We are a small farm on the coast between La Selva Beach and Watsonville in Santa Cruz County, in California. We advocate and practice sustainable farming techniques and methods, out of a belief that agricultural practice in this country needs to undergo a transition out of an extractive, resource intensive model operating across national and international markets, and into a localized economic and agricultural model that values the land, the community and the workers before profit.
We grow using organic methods and strive towards a bio-dynamic/permaculture informed agriculture; while we are certified organic, we hope our methods and practice go beyond organic standards and aim at a greater long-term health and sustainability for our land.

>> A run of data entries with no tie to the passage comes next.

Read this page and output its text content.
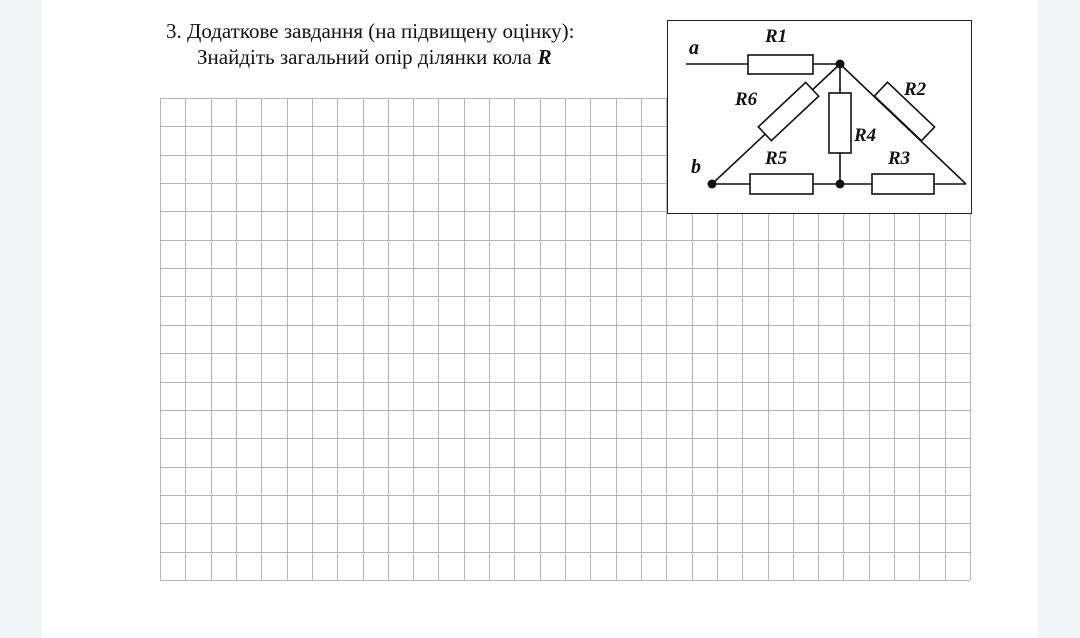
3. Додаткове завдання (на підвищену оцінку):
Знайдіть загальний опір ділянки кола R	a
b
R1
R2
R3
R4
R5
R6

We grow vegetables, flowers, herbs and fruit. We raise laying hens and meat birds, as well as ducks for meat and eggs, meat rabbits, and pigs. We minimize our use of fossil fuels wherever possible, use no synthetic pesticides or herbicides, rely on compost, manure and cover crops to better our soil and increase its fertility, as well as our own mixes of seed meal, bone meal, and various minerals for direct fertilization of crops at planting time. Our animals are raised on pasture, are given no hormones or antibiotics, and if raised for slaughter are slaughtered cleanly and as humanely as it is possible to do so by us onsite, or in licensed facilities.
We value ingenuity, good ol’ fashioned know how, hard work and struggle. We like good tools, and the skill and knowledge to use them well. We’re brewers, preservers, and small farmers, and we’re sitting here surrounded on all sides by the Goliath of industrial agriculture, trying to make a go at this. We like a good fight now and then, and the sight of a black flag.
We grow good food. We do so because we love it, because we believe that food is the first wealth, because we want to do something good for ourselves, the world, the people around us, even if that one thing is small. At the end of the day, we are tired, dirty, happy. This place is the end result of years of dreaming and scheming and figuring-it-out. Here on this good piece of land, on the edge of the coast, on our small corner of turtle island, we’re fixing to sink shovels into the ground, plant an orchard, and watch it grow.
The old idea is still full of promise. It is potent with healing and with health. It has the power to turn each person away from the big-time promising and planning of the government, to confront in himself, in the immediacy of his own circumstances and whereabouts, the question of what methods and ways are best. It proposes an economy of necessities rather than an economy based upon anxiety, fantasy, luxury, and idle wishing. It proposes the independent, free-standing citizenry that Jefferson thought to be the surest safeguard of democratic liberty. And perhaps most important of all, it proposes an agriculture based upon intensive work, local energies, care, and long-living communities—that is, to state the matter from a consumer’s point of view: a dependable, long-term food supply.
…though we feel that this work must go onward, we are not so certain that it will. But the care of the earth is our most ancient and most worthy and, after all, our most pleasing responsibility. To cherish what remains of it, and to foster its renewal, is our only legitimate hope.